Floating point multiplication in bash

More to prove that it can be done than a serious piece of code, this function performs floating-point multiplication in bash without using any external commands.

Despite its length, it's still faster than calling an external command. 

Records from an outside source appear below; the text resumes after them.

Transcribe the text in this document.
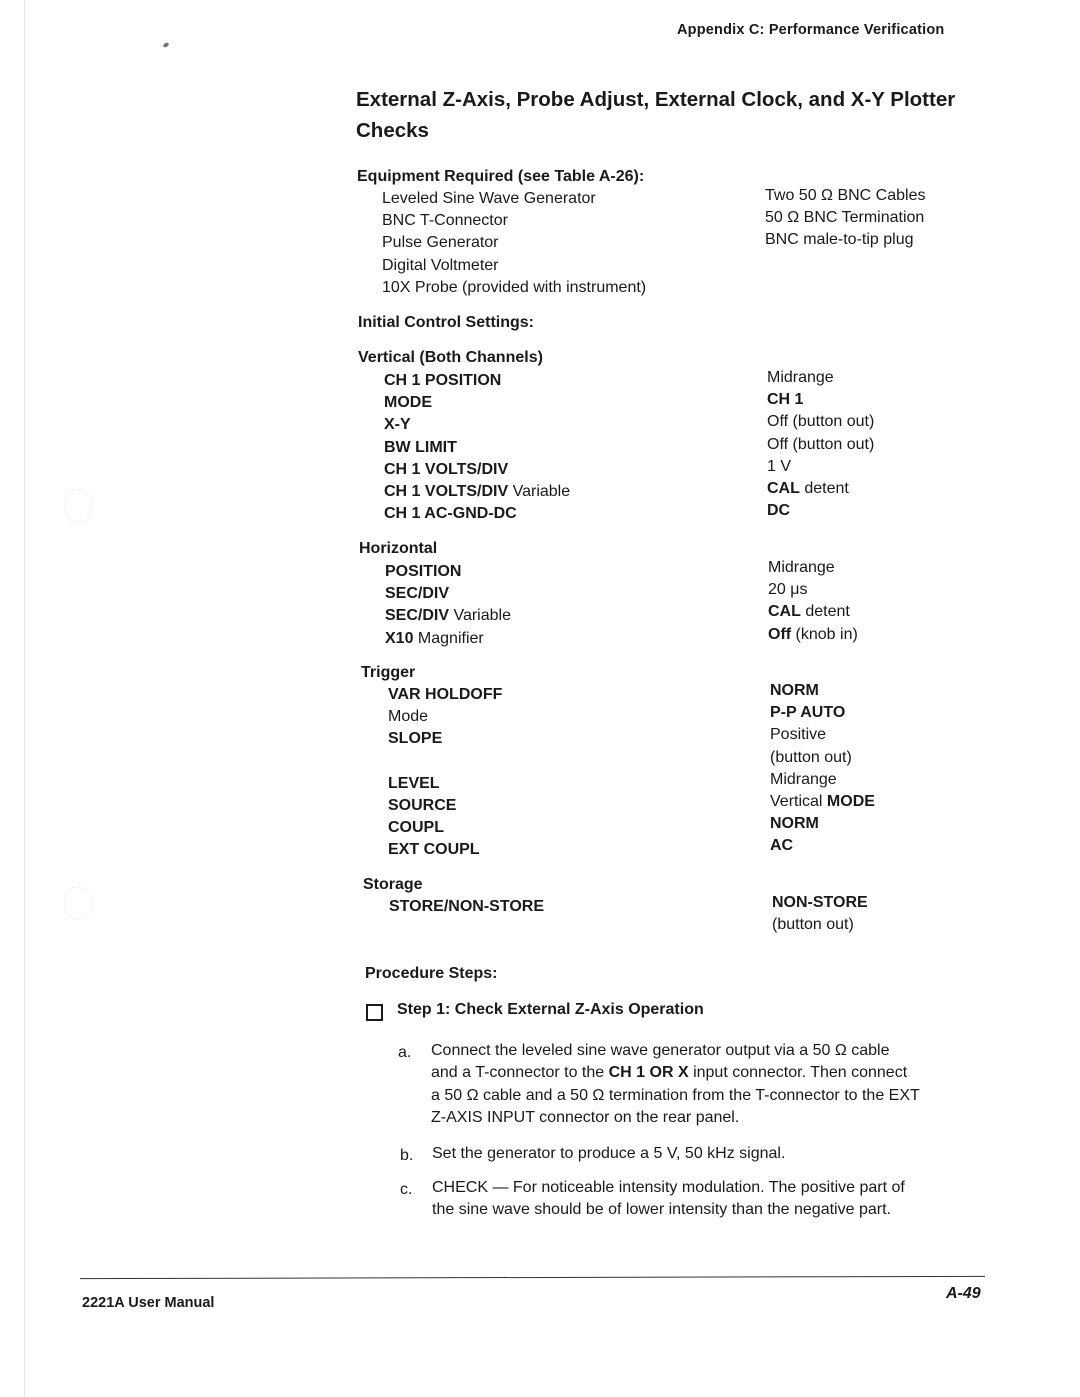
Appendix C: Performance Verification
External Z-Axis, Probe Adjust, External Clock, and X-Y Plotter Checks
Equipment Required (see Table A-26):
Leveled Sine Wave Generator
BNC T-Connector
Pulse Generator
Digital Voltmeter
10X Probe (provided with instrument)
Two 50 Ω BNC Cables
50 Ω BNC Termination
BNC male-to-tip plug
Initial Control Settings:
Vertical (Both Channels)
CH 1 POSITION
MODE
X-Y
BW LIMIT
CH 1 VOLTS/DIV
CH 1 VOLTS/DIV Variable
CH 1 AC-GND-DC
Midrange
CH 1
Off (button out)
Off (button out)
1 V
CAL detent
DC
Horizontal
POSITION
SEC/DIV
SEC/DIV Variable
X10 Magnifier
Midrange
20 μs
CAL detent
Off (knob in)
Trigger
VAR HOLDOFF
Mode
SLOPE

LEVEL
SOURCE
COUPL
EXT COUPL
NORM
P-P AUTO
Positive
(button out)
Midrange
Vertical MODE
NORM
AC
Storage
STORE/NON-STORE	NON-STORE
(button out)
Procedure Steps:
Step 1: Check External Z-Axis Operation
a. Connect the leveled sine wave generator output via a 50 Ω cable
and a T-connector to the CH 1 OR X input connector. Then connect
a 50 Ω cable and a 50 Ω termination from the T-connector to the EXT
Z-AXIS INPUT connector on the rear panel.
b. Set the generator to produce a 5 V, 50 kHz signal.
c. CHECK — For noticeable intensity modulation. The positive part of
the sine wave should be of lower intensity than the negative part.
2221A User Manual
A-49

fpmul() #@ USAGE: fpmul  NUM NUM ... => $_FPMUL
{
  local places tot qm neg n int dec df
  places=
  tot=1
  qm=
  neg=
  for n
  do
      ## 2 negatives make a positive
      case $n in
	  -*) [ "$neg" = '-' ] && neg= || neg='-'
	      n=${n#-}
	      ;;
      esac

      ## Check for non-numeric characters
      case $n in
          *[!0-9.]*) return 1 ;;
      esac

      ## count the number of decimal places,
      ## then remove the decimal point
      case $n in
          .*) int=
	      dec=${n#?}
	      places=$places$dec
              n=$dec
	      ;;
	  *.*) dec=${n#*.}
	       int=${n%.*}
	       places=$places$dec
               n=$int$dec
	       ;;
      esac

      ## remove leading zeroes
      while :
      do
        case $n in
            ""|0) n=0
                _FPMUL=0
                return
                ;;
            0*) n=${n#0} ;;
            *) break;;
        esac
      done

      ## multiply by the previous total
      tot=$(( $tot * ${n:-0} ))

      ## report any overflow error
      case $tot in
          -*) printf "fpmul: overflow error: %s\n" "$tot" >&2
              return 1
              ;;
      esac
    done

    while [ ${#tot} -lt ${#places} ]
    do
      tot=0$tot
    done

    df=
    while [ ${#df} -lt ${#places} ]
    do
      left=${tot%?}
      df=${tot#$left}$df
      tot=$left
    done
    _FPMUL=$tot${df:+.$df}

    ## remove trailing zeroes or decimal points
    while :
    do
      case $_FPMUL in
          *.*[0\ ]|*.) _FPMUL=${_FPMUL%?} ;;
          .*)  _FPMUL=0$_FPMUL ;;
          *) break ;;
      esac
    done
}

fpmul.func

Modified 18 Nov 2021